📖 CHAPTER 30 — A MAN WHO WAS TOO EASY TO TRUST
POV: LUCIEN
She noticed me.
That was the first real confirmation.
Not fully.
Not correctly.
But enough.
Sera Moretti did not ignore people the way most broken girls do when they’re trying to survive. She observed. Carefully. Quietly. Like she had learned the world could change its shape depending on who was watching.
That made her interesting.
And interesting people are always useful.
---
I met her again two days later.
Not by accident.
Nothing around me was ever truly accidental.
The bakery near her apartment became my easiest excuse. A predictable place. A harmless place. The kind of environment people lower their guard inside without realizing it.
She was standing outside when I arrived.
Hair slightly tied back.
Hands wrapped around a small paper bag.
Normal.
Almost ordinary.
If I didn’t know better… I would have thought she belonged here.
---
“Lucien,” I said softly as I approached.
Her eyes lifted immediately.
Recognition.
Good.
That meant I wasn’t forgettable.
“I didn’t expect to see you again,” she admitted.
I smiled faintly. “People usually don’t expect things they enjoy.”
That earned a small pause from her.
Not discomfort.
Just thought.
She always thought before reacting.
Careful mind.
Careful heart.
Broken people often become careful like that.
---
“You live around here?” she asked.
“Temporarily.”
“Business?”
I nodded once. “Something like that.”
She accepted the answer without pressing further.
Too trusting.
Or too tired to interrogate the world anymore.
I couldn’t tell yet.
---
“You look like you don’t sleep much,” I said casually.
Her expression shifted slightly.
“I sleep.”
“Not well,” I corrected gently.
Silence.
That told me I was right.
---
A gust of wind moved through the street.
She adjusted her grip on the bag slightly.
Her fingers were thin.
Tired.
Protective instinct.
She was carrying more than she was showing.
That was obvious.
---
“You’re observant,” she said after a moment.
“I have to be.”
“Why?”
A small pause.
Then I answered honestly enough to sound harmless.
“People here hide things behind normal faces.”
Her gaze lingered on mine a second longer than necessary.
“I’ve noticed that too,” she said quietly.
Good.
We were building understanding.
That’s how trust starts.
Slow agreement.
Shared perception.
Not lies.
Just selective truth.
---
“I should go,” she added suddenly.
But she didn’t move immediately.
That hesitation mattered.
Because hesitation means connection hasn’t fully broken yet.
“I’ll see you around?” I asked lightly.
She nodded once.
“Yes… I think so.”
And then she left.
---
I watched her walk away.
Carefully.
Quietly.
Like someone who still didn’t know she was already being pulled into something she wouldn’t recognize until it was too late.
---
Back at my apartment, I reviewed the reports again.
Alessandro Moretti’s movements were becoming sharper.
Less predictable.
More unstable.
Good.
That meant emotional interference was already active.
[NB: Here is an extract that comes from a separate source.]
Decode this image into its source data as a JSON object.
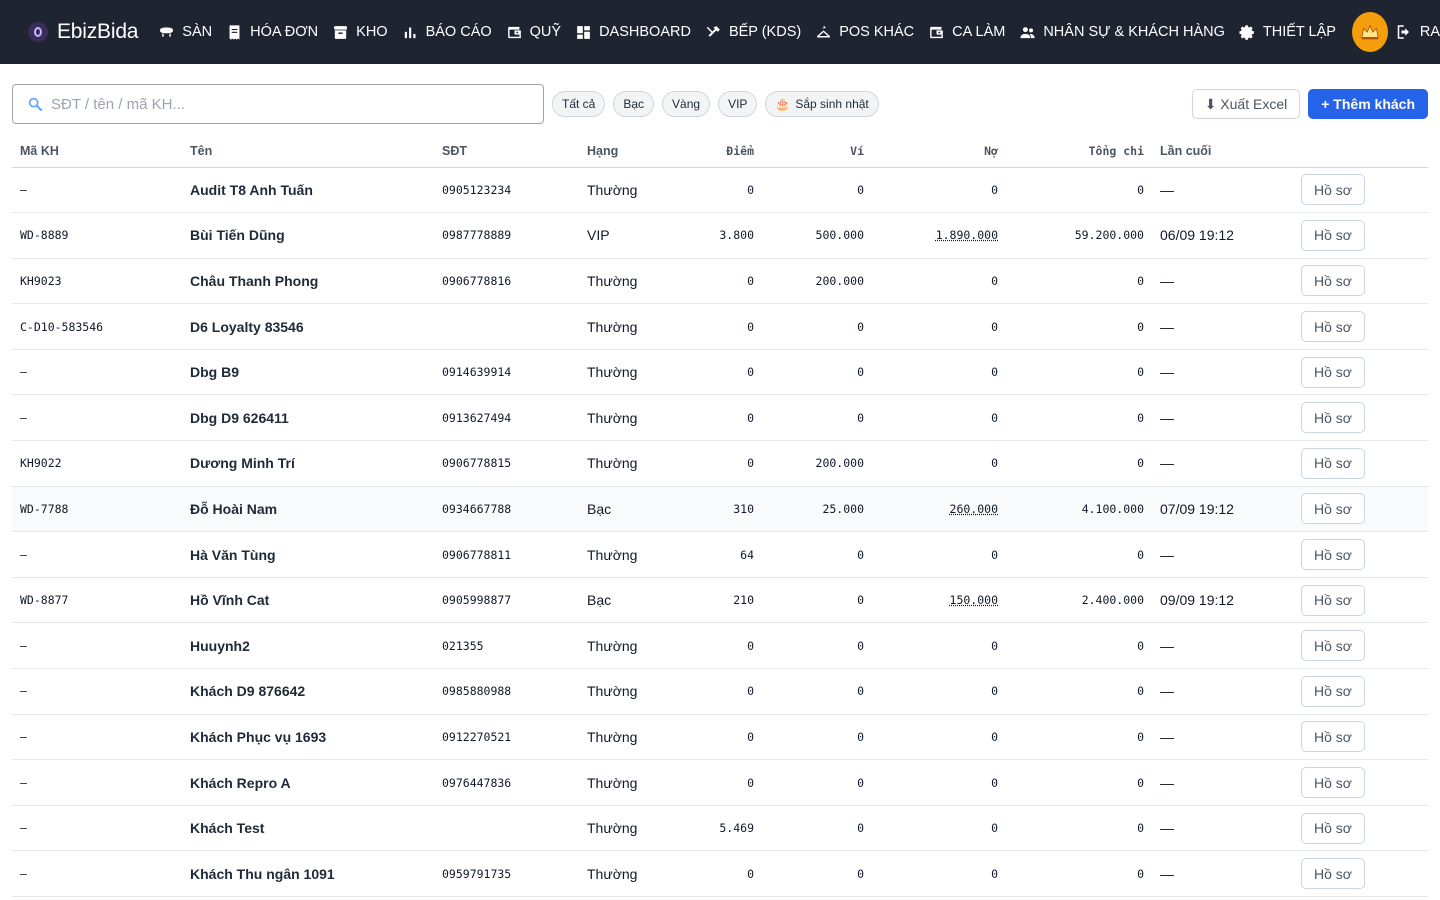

And emotional interference creates openings.
---
“She met him again,” one of my men confirmed.
“Good,” I replied calmly.
“Should we speed things up?”
I shook my head.
“No.”
They hesitated.
“She’s still adjusting. If we push too early, she retreats.”
I looked out the window.
“And I need her to lean forward, not back.”
---
Sera was not like most targets.
She didn’t respond well to force.
She responded to safety.
To consistency.
To calm.
That was why I was different from Alessandro.
He held tightly.
I loosened.
Both were control.
Just different shapes of it.
---
Later that night, I pulled up her file again.
Not because I needed to.
Because I wanted to understand how someone becomes important enough to make Alessandro Moretti hesitate from distance.
That was rare.
Almost unheard of.
---
There was something inside her story that wasn’t fully broken yet.
A part that still believed in gentleness.
In people who don’t demand too much.
In quiet kindness.
That part was fragile.
And fragile things are easier to guide than strong ones.
---
I set the file down slowly.
Then leaned back.
“Let’s see,” I murmured quietly.
“How long it takes before you start running toward me instead of away from him.”